Ye Fu meletakkan kulkas kecil di dalam karavan, dan memasukkan semua bahan ke dalamnya, termasuk daging kambing, ayam, bahkan berbagai ikan laut, sayuran, dan buah-buahan.
"Apakah ini semangka? Apakah saya membacanya dengan benar?"
Qi Yuan memeluk semangka dan mencubit lengan Tang Yizheng dengan keras.
Tang Yizheng menyeringai kesakitan, "Mengapa kamu mencubitku?"
"Sakit?
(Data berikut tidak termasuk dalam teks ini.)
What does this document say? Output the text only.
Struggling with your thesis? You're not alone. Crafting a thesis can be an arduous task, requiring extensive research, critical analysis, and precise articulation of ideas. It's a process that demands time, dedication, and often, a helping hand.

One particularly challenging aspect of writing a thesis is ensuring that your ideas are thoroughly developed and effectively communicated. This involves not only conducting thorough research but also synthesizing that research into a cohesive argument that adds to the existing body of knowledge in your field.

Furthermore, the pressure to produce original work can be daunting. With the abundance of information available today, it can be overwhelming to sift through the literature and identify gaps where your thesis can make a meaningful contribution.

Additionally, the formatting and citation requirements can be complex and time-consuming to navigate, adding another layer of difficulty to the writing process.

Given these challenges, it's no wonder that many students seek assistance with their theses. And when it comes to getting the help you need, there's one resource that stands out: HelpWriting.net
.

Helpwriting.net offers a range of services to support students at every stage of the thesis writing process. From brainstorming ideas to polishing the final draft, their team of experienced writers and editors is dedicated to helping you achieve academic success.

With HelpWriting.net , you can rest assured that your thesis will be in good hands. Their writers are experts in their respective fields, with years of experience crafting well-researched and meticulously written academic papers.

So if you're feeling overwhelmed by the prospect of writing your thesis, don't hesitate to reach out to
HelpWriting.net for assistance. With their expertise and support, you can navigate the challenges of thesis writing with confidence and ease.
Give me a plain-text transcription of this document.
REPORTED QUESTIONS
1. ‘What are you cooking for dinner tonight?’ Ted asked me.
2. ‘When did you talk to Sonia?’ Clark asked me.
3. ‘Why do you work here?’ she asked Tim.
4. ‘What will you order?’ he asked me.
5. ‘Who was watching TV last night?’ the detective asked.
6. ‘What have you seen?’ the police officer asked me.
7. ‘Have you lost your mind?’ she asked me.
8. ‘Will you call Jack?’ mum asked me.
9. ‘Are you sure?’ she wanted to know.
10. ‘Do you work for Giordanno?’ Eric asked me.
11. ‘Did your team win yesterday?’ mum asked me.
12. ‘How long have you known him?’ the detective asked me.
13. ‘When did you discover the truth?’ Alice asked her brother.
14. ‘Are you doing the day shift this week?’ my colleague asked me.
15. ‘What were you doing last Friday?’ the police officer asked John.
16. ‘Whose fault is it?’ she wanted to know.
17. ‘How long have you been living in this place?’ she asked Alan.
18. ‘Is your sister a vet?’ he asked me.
Sepertinya aku tidak sedang bermimpi."
Xuxu belum pernah melihat semangka sebelumnya, jadi dia berjalan di sekitar kaki Qi Yuan dengan penuh semangat.
Wu Pei dan Liu Zhang masih bingung, jelas, mereka belum mencerna masalah ini, dan ketika mereka melihat Ye Fu, mata mereka dipenuhi dengan rasa hormat.
Ye Fu diam-diam bertanya pada Jiang Rong, "Mereka tidak mengira aku monster, bukan?"
Jiang Rong tersenyum, "Jelas, mereka menganggapmu sebagai peri."
"Ada banyak kerangka dan tengkorak di sepanjang jalan. Tidak ada kanibal di daerah terlarang Yanhai ini, kan?"
Tang Yizheng menggelengkan kepalanya, "Di masa lalu, ada berbagai spekulasi yang beredar di Internet, dan para pejabat tidak membantah rumor tersebut. Semua orang menganggap beberapa spekulasi keterlaluan sebagai kebenaran, tetapi ini memang area terlarang. Dikatakan bahwa pihak berwenang telah mengirim beberapa ekspedisi, tetapi tidak ada yang selamat."
"Ada pepatah lain bahwa ketika satelit mengambil peta, area terbatas Yanhai berwarna abu-abu, dan tidak ada yang bisa difoto."
Qi Yuan sedikit terkejut, "Apakah ini sangat misterius? Aku sedikit takut saat kamu mengatakan itu."
"Apa yang kamu takutkan? Kami memiliki begitu banyak orang. Saudari Ye Fu dan Saudara Jiang Rong luar biasa. Bahkan jika ada kanibal, kami dapat memusnahkan mereka."
Kalau tidak, bagaimana Anda bisa mengatakan bahwa Anda masih muda dan tak kenal takut Tang Yizheng tidak bisa menahan tawa ketika dia melihat Wenwen yang jujur.